Kimberly D. McKee, PhD is an Associate Professor in the Integrative, Religious, and Intercultural Studies Department at Grand Valley State University in Grand Rapids, MI. Her monograph, Disrupting Kinship: Transnational Politics of Korean Adoption in the United States (University of Illinois Press, 2019), examines the iinstitutional practice of international adoption and traces the origins of what she terms the transnational adoption industrial complex. Her second project explores how racialized and sexualized depictions of Asian/Asian American women circulate within the U.S. as a result of American militarism abroad and its impact on the female adoptee body.

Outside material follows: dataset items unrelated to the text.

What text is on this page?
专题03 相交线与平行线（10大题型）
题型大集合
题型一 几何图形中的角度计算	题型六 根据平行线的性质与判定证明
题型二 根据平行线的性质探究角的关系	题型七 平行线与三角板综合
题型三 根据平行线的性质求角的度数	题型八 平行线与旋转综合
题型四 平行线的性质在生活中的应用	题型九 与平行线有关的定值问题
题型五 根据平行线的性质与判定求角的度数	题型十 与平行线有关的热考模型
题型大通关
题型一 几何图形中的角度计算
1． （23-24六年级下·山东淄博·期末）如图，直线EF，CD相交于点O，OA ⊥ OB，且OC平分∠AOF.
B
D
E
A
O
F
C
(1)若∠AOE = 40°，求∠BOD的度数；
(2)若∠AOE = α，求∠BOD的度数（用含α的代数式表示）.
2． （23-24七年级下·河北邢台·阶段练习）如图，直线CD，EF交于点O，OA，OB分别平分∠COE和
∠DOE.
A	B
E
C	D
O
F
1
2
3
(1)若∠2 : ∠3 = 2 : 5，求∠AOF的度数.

She also is the co-editor of Degrees of Difference: Reflections of Women of Color on Graduate School (University of Illinois Press, 2020).
McKee received her PhD from the Department of Women’s, Gender, and Sexuality Studies at The Ohio State University. While at Ohio State, she also worked closely with the Asian American Studies program. During the 2013-2014 academic year, McKee served as the Consortium for Faculty Diversity Postdoctoral Fellow at Grinnell College.
Her interest in Korean adoption and representations of Asian Americans in popular culture stems from her lived experience as a Korean American adoptee. During high school her essay, “The Other Sister” was published in the anthology, YELL-Oh! Girls: Emerging Voices Explore Culture, Identity, and Growing up Asian American. While an undergraduate McKee became a founding member of the Asian-interest sorority, Sigma Psi Zeta, Inc. at The George Washington University.